Increasing RAP may also be a sign of impeding RV failure. echocardiography also provides
useful information on RV and pulmonary structure, valvular function and pericardial
physiology.
The echocardiographic evaluation of the RV is more challenging than that of the left
ventricle. The main difficulties encountered may be explained by 1) the complex shape of the
RV, 2) heavy apical trabeculations of the RV, which limits endocardial surface recognition,
and 3) the marked load dependence of several indices of RV function. Despite these
limitations, a comprehensive assessment of the RV may provide important data into its
contractility, preload, and afterload.
Lastly and as recommended by the American society of Echocardiography Endorsed by the
European Association of Echocardiography, a registered branch of the European Society of
Cardiology, and the Canadian Society of Echocardiography in 2010 guidelines all studies, the
sonographer and physician should examine the right heart using multiple acoustic windows, and
the report should represent an assessment based on qualitative and quantitative parameters.

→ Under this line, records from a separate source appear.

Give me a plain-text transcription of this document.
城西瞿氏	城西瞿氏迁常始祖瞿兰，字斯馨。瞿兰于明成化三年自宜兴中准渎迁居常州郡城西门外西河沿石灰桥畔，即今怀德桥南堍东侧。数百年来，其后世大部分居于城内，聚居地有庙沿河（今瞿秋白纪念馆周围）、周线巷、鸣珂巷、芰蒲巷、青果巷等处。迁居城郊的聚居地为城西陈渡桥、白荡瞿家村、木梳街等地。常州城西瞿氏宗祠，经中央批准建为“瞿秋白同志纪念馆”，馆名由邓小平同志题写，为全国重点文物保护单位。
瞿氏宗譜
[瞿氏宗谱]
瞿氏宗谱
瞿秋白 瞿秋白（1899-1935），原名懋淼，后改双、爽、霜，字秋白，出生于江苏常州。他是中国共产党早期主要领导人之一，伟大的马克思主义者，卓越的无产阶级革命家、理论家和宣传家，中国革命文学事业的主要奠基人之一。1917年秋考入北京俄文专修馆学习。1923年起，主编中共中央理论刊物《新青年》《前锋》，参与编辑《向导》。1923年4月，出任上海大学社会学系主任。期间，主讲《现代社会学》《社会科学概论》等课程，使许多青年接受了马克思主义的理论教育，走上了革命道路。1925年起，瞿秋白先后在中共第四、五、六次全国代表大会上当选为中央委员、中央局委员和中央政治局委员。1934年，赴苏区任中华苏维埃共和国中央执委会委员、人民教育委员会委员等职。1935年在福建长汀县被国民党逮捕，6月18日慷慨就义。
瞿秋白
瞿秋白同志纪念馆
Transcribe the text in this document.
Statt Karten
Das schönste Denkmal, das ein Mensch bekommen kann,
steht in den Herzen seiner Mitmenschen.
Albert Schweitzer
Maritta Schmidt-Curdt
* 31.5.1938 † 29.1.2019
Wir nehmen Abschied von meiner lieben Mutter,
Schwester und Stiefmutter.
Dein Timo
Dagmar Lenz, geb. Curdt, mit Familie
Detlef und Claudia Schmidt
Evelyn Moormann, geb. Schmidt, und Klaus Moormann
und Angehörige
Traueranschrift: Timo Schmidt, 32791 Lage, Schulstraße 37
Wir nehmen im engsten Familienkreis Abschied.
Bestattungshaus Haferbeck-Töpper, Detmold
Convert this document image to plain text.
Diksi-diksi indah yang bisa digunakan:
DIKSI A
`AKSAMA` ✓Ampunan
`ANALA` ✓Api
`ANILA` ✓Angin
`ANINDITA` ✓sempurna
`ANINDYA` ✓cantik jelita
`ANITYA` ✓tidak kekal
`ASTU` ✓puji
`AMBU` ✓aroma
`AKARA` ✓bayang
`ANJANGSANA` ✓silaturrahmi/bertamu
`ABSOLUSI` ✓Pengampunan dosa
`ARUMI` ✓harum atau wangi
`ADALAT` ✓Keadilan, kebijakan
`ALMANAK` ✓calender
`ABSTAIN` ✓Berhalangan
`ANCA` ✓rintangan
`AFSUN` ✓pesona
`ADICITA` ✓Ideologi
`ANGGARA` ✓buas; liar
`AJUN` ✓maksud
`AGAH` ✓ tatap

The parameters to be performed and reported should include a measure of right ventricular
(RV) size, right atrial (RA) size, RV systolic function (at least one of the following:
fractional area change [FAC], S', and tricuspid annular plane systolic excursion [TAPSE];
with or without RV index of myocardial performance [RIMP]), and systolic pulmonary artery
(PA) pressure (SPAP) with estimate of RA pressure on the basis of inferior vena cava (IVC)
size and collapse.
So in this study we will focus on right ventricular function and performance after performing
Mitral valve replacement to the rheumatic heart disease patients associated with pulmonary
hypertension either mild or severe, to put a hand on the extent of benefit the patient who
developed pulmonary hypertension will get from mitral valve replacement as regard function
improvement and remodeling of the right ventricle and the proper timing of surgery.